China Banks in Focus

Mainland-listed banks suffered steep losses after China's banking regulator unveiled new controls on wealth management products on Wednesday in order to reduce risk.

Industrial Bank nosedived 10 percent while China Minsheng Bank plunged 9 percent and Anxin Trust tumbled over 7 percent.

"While we feel this is clearly negative for the local banks; for other asset classes these measures represent a prudent and disciplined approach to what is clearly a growing problem for the Chinese," said Chris Weston of IG Markets in a research note.

Weakness in the mainland overshadowed positive earnings momentum in Hong Kong. The Hang Seng index lost 0.7 percent after closing at a two-week high in the previous session.

The world's biggest bank by market value, Industrial and Commercial Bank of China slipped as much as 1 percent despite posting a 14.5 percent rise in 2012 earnings.

Nikkei Dives 1.2%

Electronic exporters with high exposure to the euro zone weighed on the Nikkei. Sharp shares fell 3.6 percent while Sony lost 3 percent.

(Read More: Gains in Nikkei – You Ain't Seen Nothing Yet)

Investors held off on buying as they await the central bank's highly-anticipated policy meeting under the new leadership of Haruhiko Kuroda. Expectations of bold stimulus have driven the Nikkei up 18 percent since the start of 2013 and investors are counting on Kuroda to deliver his promise of open-ended asset purchases to reflate the economy and weaken the yen.

Shares of battery maker GS Yuasa plummeted over 11 percent after Mitsubishi Motors said one of their batteries overheated on their hybrid Outlander vehicles.
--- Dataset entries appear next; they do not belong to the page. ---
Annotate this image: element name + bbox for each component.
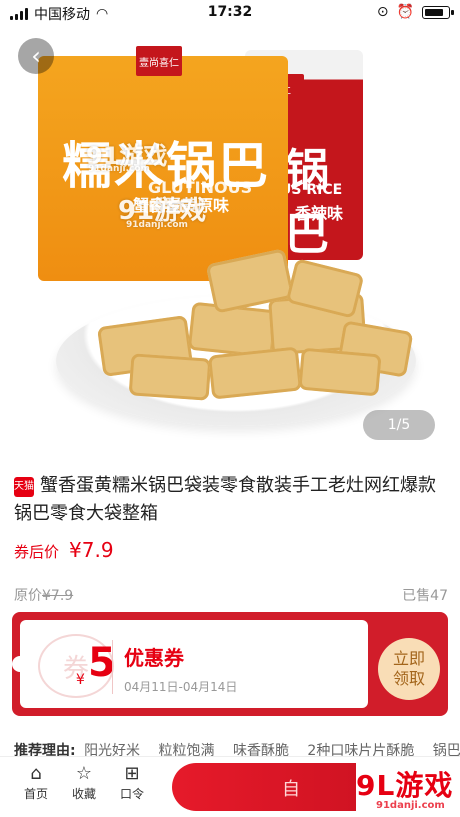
back-button[interactable]: ‹: [18, 38, 54, 74]
tab-home[interactable]: ⌂ 首页: [12, 763, 60, 802]
watermark: 91danji.com: [88, 164, 150, 174]
coupon-body: 券 ¥ 5 优惠券 04月11日-04月14日: [12, 620, 368, 708]
rice-crackers: [60, 226, 414, 401]
coupon-card[interactable]: 券 ¥ 5 优惠券 04月11日-04月14日 立即 领取: [12, 612, 448, 716]
alarm-icon: ⏰: [396, 4, 414, 20]
sold-count: 已售47: [402, 588, 448, 604]
home-icon: ⌂: [30, 763, 42, 784]
site-watermark-logo: 9L游戏 91danji.com: [356, 760, 460, 817]
coupon-price: ¥7.9: [69, 538, 114, 562]
coupon-name: 优惠券: [124, 646, 184, 670]
star-icon: ☆: [75, 763, 93, 784]
watermark: 91danji.com: [126, 220, 188, 230]
original-price: 原价¥7.9: [14, 588, 74, 604]
divider: [112, 640, 113, 694]
tab-favorite[interactable]: ☆ 收藏: [60, 763, 108, 802]
product-image-carousel[interactable]: 锅巴 US RICE 香辣味 喜仁 糯米锅巴 GLUTINOUS RICE 蟹香…: [0, 26, 460, 451]
product-title: 天猫 蟹香蛋黄糯米锅巴袋装零食散装手工老灶网红爆款锅巴零食大袋整箱: [14, 475, 436, 524]
coupon-dates: 04月11日-04月14日: [124, 680, 238, 694]
status-bar: 中国移动 ◠ 17:32 ⊙ ⏰: [0, 0, 460, 26]
claim-coupon-button[interactable]: 立即 领取: [378, 638, 440, 700]
battery-icon: [422, 5, 454, 19]
coupon-notch: [12, 656, 28, 672]
plus-square-icon: ⊞: [124, 763, 140, 784]
coupon-price-label: 券后价: [14, 543, 60, 561]
orientation-lock-icon: ⊙: [376, 4, 389, 20]
tmall-icon: 天猫: [14, 477, 34, 497]
image-pager: 1/5: [363, 410, 435, 440]
price-row: 券后价 ¥7.9: [14, 538, 114, 562]
chevron-left-icon: ‹: [31, 42, 41, 70]
brand-tag: 壹尚喜仁: [136, 46, 182, 76]
tab-password-code[interactable]: ⊞ 口令: [108, 763, 156, 802]
coupon-currency: ¥: [76, 672, 85, 688]
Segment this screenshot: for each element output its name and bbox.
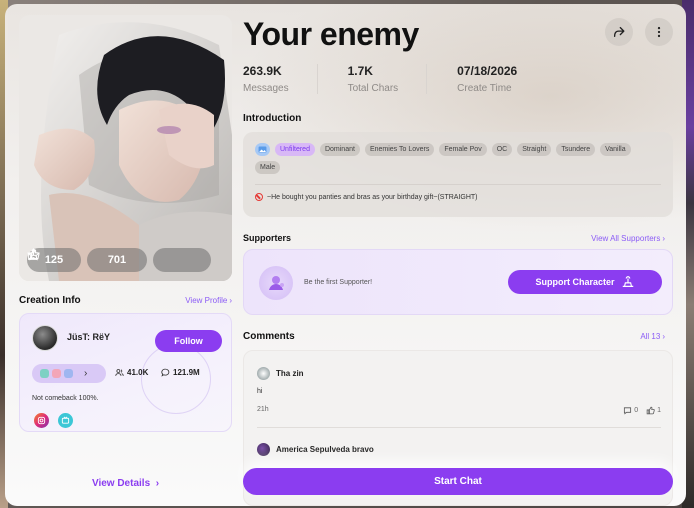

The Nikkei is about 2.5 percent below Thursday's four-and-a-half-year high of 12,650.

Kospi Treads Water

South Korea's stock index managed to close in positive territory after hovering near the 1,990 level for most of the session. The index closed 3 points shy from a two-week high of 1,996 points and is down 0.2 percent for the first quarter.

Investors sat on the sidelines as they awaited further details of a spending bill that could boost economic growth and drive stock market gains. South Korea's government promised fresh stimulus measures on Thursday, including an extra budget over the coming weeks.

Sydney Falls 0.6%

In Sydney, a 17 percent plunge in shares of Nufarm weighed on the index after the pesticide maker warned of losses for the fiscal year.

The Reserve Bank of Australia (RBA) holds a policy review next Tuesday and investors will be curious to see if the central bank will cut cash rates in a bid to insulate the economy from the ongoing euro zone instability. The RBA left the door open to further cuts at a meeting earlier this month.

(Read More: Are Aussie Stocks Headed for a Correction?)

One factor that plays in favor of more easing is a high Australian dollar after the currency hit a two-month high of $1.0445 on Tuesday.

The benchmark ended the first quarter up 7 percent but fell 2.7 percent for March.